Arms Trial & Hunger Strike

MacDonncha, writing of the Arms Trial in 1970 said that, "The overwhelming feeling in the 26 Counties in 1969/70 was one of horror at the plight of nationalists at the hands of the Stormont regime and a desire to help them in any way possible." "In the Fianna Fail Cabinet at least three ministers - Neil Blaney, Kevin Boland and Haughey - favoured military intervention in the Six Counties."

The heart of the issue for Haughey was that he wanted to have it both ways. MacDonnacha describes Haughey as abandoning his co-defendants in the Arms Trial and escaping prosecution.

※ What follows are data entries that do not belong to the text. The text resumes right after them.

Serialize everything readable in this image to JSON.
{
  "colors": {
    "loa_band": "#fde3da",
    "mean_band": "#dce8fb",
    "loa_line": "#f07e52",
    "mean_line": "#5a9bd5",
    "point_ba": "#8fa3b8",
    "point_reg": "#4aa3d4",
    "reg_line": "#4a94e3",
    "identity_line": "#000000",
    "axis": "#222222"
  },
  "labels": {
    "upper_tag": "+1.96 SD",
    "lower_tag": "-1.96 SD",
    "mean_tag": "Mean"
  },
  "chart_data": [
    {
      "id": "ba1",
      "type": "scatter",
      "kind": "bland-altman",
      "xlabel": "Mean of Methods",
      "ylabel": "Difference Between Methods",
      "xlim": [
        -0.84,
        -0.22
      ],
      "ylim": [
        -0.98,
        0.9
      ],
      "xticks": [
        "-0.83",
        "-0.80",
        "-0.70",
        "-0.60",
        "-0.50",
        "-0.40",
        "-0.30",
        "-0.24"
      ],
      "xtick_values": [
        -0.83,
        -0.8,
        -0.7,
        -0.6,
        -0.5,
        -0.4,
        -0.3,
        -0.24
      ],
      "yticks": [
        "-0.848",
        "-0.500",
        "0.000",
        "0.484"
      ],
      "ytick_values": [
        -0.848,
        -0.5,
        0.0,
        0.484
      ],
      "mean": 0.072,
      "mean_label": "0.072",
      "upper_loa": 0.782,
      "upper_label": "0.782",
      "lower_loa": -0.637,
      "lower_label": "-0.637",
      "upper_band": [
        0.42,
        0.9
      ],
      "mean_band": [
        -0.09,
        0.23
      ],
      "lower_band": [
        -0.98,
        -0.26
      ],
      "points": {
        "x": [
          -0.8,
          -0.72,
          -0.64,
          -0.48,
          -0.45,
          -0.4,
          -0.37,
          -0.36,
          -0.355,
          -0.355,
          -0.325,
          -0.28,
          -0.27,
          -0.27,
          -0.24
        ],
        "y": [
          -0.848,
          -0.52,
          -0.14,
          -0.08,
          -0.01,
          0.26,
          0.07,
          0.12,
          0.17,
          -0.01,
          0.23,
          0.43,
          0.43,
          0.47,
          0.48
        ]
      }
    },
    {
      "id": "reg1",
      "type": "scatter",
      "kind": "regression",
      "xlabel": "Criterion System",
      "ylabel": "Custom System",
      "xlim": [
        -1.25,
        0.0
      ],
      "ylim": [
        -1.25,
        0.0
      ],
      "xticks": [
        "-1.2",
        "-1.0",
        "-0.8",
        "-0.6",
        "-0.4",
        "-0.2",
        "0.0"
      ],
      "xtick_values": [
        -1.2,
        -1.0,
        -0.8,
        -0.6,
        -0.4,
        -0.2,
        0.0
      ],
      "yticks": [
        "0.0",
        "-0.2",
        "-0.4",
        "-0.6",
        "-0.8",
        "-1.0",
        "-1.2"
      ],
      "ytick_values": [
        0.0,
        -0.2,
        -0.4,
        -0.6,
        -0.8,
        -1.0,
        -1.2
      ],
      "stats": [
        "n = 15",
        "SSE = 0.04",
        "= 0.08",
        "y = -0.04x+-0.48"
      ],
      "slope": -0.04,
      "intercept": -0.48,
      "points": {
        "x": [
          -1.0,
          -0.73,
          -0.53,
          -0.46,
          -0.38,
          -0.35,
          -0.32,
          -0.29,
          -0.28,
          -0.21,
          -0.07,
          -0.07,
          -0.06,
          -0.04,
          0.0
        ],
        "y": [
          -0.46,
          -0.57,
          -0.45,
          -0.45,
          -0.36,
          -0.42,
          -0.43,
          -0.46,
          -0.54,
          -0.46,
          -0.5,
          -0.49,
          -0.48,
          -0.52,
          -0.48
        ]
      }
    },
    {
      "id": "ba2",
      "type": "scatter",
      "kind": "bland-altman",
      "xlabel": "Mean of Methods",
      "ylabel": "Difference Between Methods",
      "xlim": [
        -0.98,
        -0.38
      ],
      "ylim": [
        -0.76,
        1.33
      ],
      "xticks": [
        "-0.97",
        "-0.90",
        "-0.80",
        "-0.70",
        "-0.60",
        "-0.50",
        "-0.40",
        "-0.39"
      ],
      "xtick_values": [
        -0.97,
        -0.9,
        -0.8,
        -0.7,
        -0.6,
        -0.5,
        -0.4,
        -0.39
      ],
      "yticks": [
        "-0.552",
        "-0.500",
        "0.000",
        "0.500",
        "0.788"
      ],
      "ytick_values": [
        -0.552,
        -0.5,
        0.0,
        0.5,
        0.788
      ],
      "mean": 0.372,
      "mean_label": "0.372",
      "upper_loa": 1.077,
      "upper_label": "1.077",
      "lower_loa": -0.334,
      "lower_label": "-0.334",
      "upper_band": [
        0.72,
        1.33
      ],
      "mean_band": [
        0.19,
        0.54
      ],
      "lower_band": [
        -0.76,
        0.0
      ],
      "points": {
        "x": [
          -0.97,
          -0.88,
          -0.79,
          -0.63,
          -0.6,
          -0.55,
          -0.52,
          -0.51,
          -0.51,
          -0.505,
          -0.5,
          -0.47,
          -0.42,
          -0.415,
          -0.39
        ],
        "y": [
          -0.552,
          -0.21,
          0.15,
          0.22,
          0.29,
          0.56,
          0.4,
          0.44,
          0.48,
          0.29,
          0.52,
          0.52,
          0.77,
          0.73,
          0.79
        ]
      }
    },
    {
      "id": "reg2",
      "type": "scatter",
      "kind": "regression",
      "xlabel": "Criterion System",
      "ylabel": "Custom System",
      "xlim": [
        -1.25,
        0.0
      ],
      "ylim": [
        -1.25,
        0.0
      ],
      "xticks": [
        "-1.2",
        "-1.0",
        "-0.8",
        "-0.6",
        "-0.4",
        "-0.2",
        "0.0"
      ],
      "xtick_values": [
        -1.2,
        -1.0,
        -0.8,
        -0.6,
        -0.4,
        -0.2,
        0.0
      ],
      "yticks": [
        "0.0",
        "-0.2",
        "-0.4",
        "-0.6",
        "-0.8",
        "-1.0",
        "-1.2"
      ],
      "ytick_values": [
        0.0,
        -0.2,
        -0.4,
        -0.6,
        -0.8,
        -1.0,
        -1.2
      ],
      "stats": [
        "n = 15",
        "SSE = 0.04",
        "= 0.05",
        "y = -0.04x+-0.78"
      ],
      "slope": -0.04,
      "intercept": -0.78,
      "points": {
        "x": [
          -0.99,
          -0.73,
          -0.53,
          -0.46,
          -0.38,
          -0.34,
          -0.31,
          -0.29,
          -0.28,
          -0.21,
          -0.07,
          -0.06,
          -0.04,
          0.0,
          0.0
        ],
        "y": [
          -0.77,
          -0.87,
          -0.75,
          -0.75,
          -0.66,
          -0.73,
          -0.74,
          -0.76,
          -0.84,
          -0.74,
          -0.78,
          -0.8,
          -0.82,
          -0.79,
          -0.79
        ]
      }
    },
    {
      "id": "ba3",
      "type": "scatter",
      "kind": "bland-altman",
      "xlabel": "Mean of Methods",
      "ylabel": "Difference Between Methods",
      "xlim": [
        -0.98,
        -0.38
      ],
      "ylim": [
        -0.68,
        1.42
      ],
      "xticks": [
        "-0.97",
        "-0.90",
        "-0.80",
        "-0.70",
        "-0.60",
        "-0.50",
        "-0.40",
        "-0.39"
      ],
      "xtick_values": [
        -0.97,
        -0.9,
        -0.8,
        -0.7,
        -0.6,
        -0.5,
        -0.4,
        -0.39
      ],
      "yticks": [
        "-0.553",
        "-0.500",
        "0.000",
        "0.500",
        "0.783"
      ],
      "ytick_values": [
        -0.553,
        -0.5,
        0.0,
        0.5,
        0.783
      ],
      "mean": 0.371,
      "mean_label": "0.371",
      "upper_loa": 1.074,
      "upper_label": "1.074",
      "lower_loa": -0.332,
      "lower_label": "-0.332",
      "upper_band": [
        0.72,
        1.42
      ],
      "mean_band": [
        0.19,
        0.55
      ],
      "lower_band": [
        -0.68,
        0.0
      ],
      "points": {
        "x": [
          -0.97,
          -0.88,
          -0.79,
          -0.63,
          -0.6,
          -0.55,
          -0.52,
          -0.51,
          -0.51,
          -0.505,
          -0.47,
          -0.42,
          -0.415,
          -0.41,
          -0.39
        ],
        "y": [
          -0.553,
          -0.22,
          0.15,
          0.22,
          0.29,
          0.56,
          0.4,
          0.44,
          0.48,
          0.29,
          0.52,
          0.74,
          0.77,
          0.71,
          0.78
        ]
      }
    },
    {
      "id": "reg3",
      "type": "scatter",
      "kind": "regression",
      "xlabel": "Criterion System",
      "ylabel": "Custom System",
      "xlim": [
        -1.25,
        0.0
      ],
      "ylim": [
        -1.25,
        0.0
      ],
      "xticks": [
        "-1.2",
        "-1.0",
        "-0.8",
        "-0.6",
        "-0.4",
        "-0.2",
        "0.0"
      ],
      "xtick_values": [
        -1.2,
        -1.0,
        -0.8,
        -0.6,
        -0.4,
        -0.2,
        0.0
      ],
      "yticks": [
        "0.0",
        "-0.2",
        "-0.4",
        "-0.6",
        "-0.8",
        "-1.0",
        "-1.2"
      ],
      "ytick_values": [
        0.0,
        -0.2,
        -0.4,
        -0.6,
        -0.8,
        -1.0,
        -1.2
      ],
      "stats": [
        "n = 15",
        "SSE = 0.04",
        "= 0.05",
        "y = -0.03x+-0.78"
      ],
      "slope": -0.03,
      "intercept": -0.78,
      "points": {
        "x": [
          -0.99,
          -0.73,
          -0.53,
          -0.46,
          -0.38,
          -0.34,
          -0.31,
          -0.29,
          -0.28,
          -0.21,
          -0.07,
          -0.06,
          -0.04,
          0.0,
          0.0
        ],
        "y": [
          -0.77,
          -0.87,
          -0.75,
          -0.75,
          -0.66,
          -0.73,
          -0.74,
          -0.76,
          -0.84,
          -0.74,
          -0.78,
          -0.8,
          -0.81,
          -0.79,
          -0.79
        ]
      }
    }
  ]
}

In the intervening years Haughey "toured the Fianna Fáil grassroots, carefully cultivating the myth that he was the republican hawk in the party, ready to take on the Brits if only he was given the reins of power".

However in power Haughey's dithering refusal to support the prisoners' demands lost him support and the election of two IRA prisoners, Kieran Doherty in Cavan/Monaghan and Paddy Agnew in Louth helped deprive him of victory in the 1981 election as Hunger strike candidates pulled votes from Fianna Fáil across the state.

Sinn Féin President Gerry Adams and the party's Dáil leader Caoimhghin O Caolain extended sympathies this week to the Haughey family. O Caolain said that Haughey "certainly trod a chequered pathway through the political life of the nation over many years. He did of course, in his own words, give some service and it is right that his achievements are acknowledged and remembered.

Adams said, "Republicans, like everyone else on the island, will have mixed feelings on his contribution to Irish society but that is a debate for another day".